Manuél stand allein in der Gasse und wartete, bis sie direkt vor ihm stand. Seine Miene war ausdruckslos und zum ersten Mal konnte Ruby anhand des Gesichtsausdrucks nicht wissen, was ihr Gegenüber dachte.

Er wollte sie bestimmt verhaften.

Er schuldete ihr nichts mehr.

Jetzt musste er sie verhaften.

Sie war kurz davor, wie ein kleines Kind lsozuheulen.

"Ich ... es ... er ... er hat Will bedroht und ... und ich ... ich ... ich wollte nicht..."

Schweigend überwand Manuél den Abstand zwischen ihnen und zog sie ihn eine Umarmung.

Nun brachen endgültig die Tränen aus ihr heraus. Dass sie sein Shirt nass weinte, schien Manuél nicht zu stören.

Er hielt sie so lange schweigend fest, bis sie sich beruhigt hatte und zu ihm aufsah.

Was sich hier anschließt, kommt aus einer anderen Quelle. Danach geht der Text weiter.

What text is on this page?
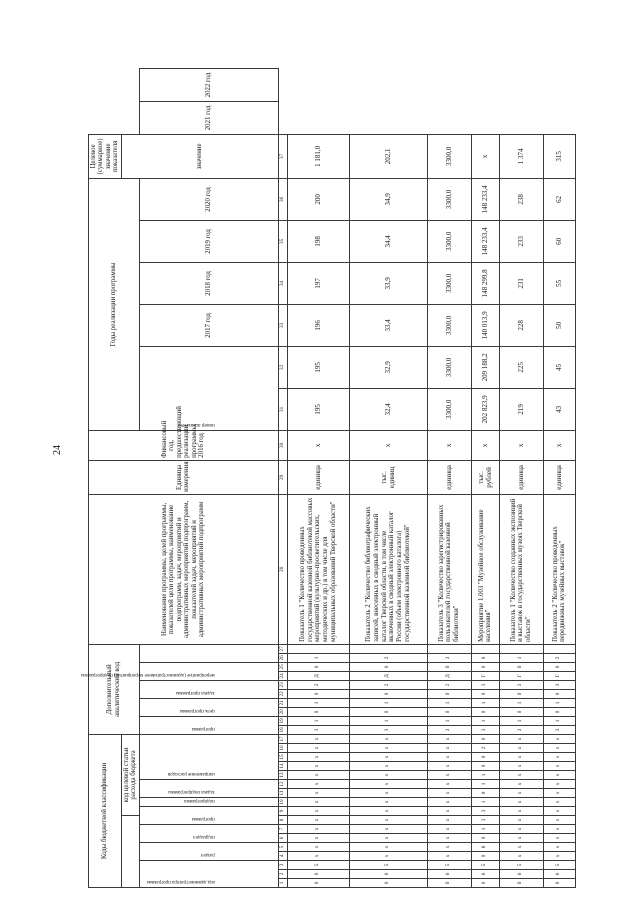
24
Коды бюджетной классификации																	Дополнительный аналитический код										Наименование программы, целей программы, показателей цели программы, наименование подпрограмм, задач, мероприятий и административных мероприятий подпрограмм, показателей задач, мероприятий и административных мероприятий подпрограмм	Единица измерения	Финансовый год, предшествующий реализации программы, 2016 год	Годы реализации программы						Целевое (суммарное) значение показателя		
								код целевой статьи расхода бюджета																												значение		

код администратора программы			раздел		подраздел		программа		подпрограмма	задача подпрограммы		направление расходов					программа		цель программы		задача программы		мероприятие (административное мероприятие) подпрограммы							номер показателя		2017 год	2018 год	2019 год	2020 год		2021 год	2022 год
1	2	3	4	5	6	7	8	9	10	11	12	13	14	15	16	17	18	19	20	21	22	23	24	25	26	27	28	29	30	31	32	33	34	35	36	37		
0	6	5	х	х	х	х	х	х	х	х	х	х	х	х	х	х	3	1	0	1	0	2	Д	0	1		Показатель 1 "Количество проведенных государственной казенной библиотекой массовых мероприятий (культурно-просветительских, методических и др.) в том числе для муниципальных образований Тверской области"	единица	х	195	195	196	197	198	200	1 181,0		
0	6	5	х	х	х	х	х	х	х	х	х	х	х	х	х	х	3	1	0	1	0	2	Д	0	2		Показатель 2 "Количество библиографических записей, внесенных в сводный электронный каталог Тверской области, в том числе включенных в сводный электронный каталог России (объем электронного каталога) государственной казенной библиотекой"	тыс. единиц	х	32,4	32,9	33,4	33,9	34,4	34,9	202,1		
0	6	5	х	х	х	х	х	х	х	х	х	х	х	х	х	х	3	1	0	1	0	2	Д	0	3		Показатель 3 "Количество зарегистрированных пользователей государственной казенной библиотеки"	единица	х	3300,0	3300,0	3300,0	3300,0	3300,0	3300,0	3300,0		
0	6	5	0	8	0	1	3	3	1	0	1	1	0	0	2	0	3	1	0	1	0	3	Г	0	0		Мероприятие 1.003 "Музейное обслуживание населения"	тыс. рублей	х	202 823,9	209 188,2	140 013,9	148 299,8	148 233,4	148 233,4	х		
0	6	5	х	х	х	х	х	х	х	х	х	х	х	х	х	х	3	1	0	1	0	3	Г	0	1		Показатель 1 "Количество созданных экспозиций и выставок в государственных музеях Тверской области"	единица	х	219	225	228	231	233	238	1 374		
0	6	5	х	х	х	х	х	х	х	х	х	х	х	х	х	х	3	1	0	1	0	3	Г	0	2		Показатель 2 "Количество проведенных передвижных музейных выставок"	единица	х	43	45	50	55	60	62	315		
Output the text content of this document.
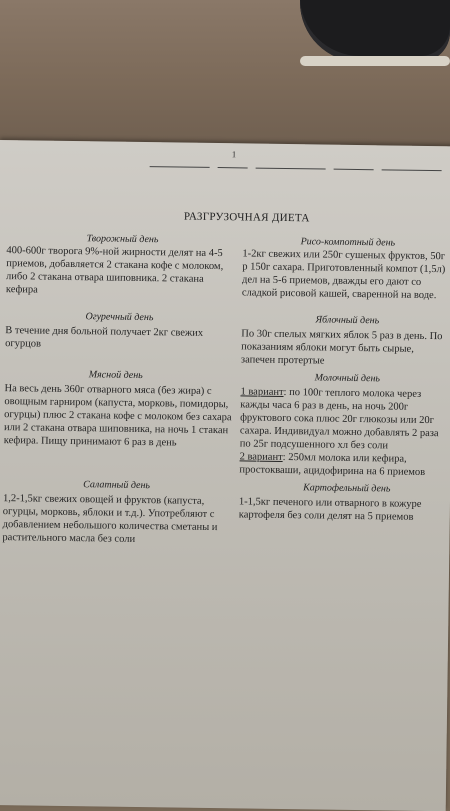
1
РАЗГРУЗОЧНАЯ ДИЕТА
Творожный день
400-600г творога 9%-ной жирности делят на 4-5 приемов, добавляется 2 стакана кофе с молоком, либо 2 стакана отвара шиповника. 2 стакана кефира
Огуречный день
В течение дня больной получает 2кг свежих огурцов
Мясной день
На весь день 360г отварного мяса (без жира) с овощным гарниром (капуста, морковь, помидоры, огурцы) плюс 2 стакана кофе с молоком без сахара или 2 стакана отвара шиповника, на ночь 1 стакан кефира. Пищу принимают 6 раз в день
Салатный день
1,2-1,5кг свежих овощей и фруктов (капуста, огурцы, морковь, яблоки и т.д.). Употребляют с добавлением небольшого количества сметаны и растительного масла без соли
Рисо-компотный день
1-2кг свежих или 250г сушеных фруктов, 50г р 150г сахара. Приготовленный компот (1,5л) дел на 5-6 приемов, дважды его дают со сладкой рисовой кашей, сваренной на воде.
Яблочный день
По 30г спелых мягких яблок 5 раз в день. По показаниям яблоки могут быть сырые, запечен протертые
Молочный день
1 вариант: по 100г теплого молока через кажды часа 6 раз в день, на ночь 200г фруктового сока плюс 20г глюкозы или 20г сахара. Индивидуал можно добавлять 2 раза по 25г подсушенного хл без соли
2 вариант: 250мл молока или кефира, простокваши, ацидофирина на 6 приемов
Картофельный день
1-1,5кг печеного или отварного в кожуре картофеля без соли делят на 5 приемов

"Ich hab noch nie jemanden so schlimm verletzt. Das wollte ich auch nicht. Ich wollte nur Will beschützen.", flüsterte sie.

"Ich weiß.", antwortete er mit rauer Stimme.

"Du kannst mich nicht nochmal laufen lassen, Manuél."

"Entweder ich verliere meinen Job oder du dein Leben."

Ruby lachte bitter. "Eine dreckige Straßendiebin ist es doch wohl nicht wert, dass man die Policia hintegeht, oder?"

Er hob die Hand und strich mit dem Daumen sanft über ihre Wange.

"Ruby, ich-"

"Da vorne!", brüllte plötzlich jemand.

Ruby rannte los und riskierte keinen Blick nach hinten, denn dann, wusste sie, würde sie stehen bleiben.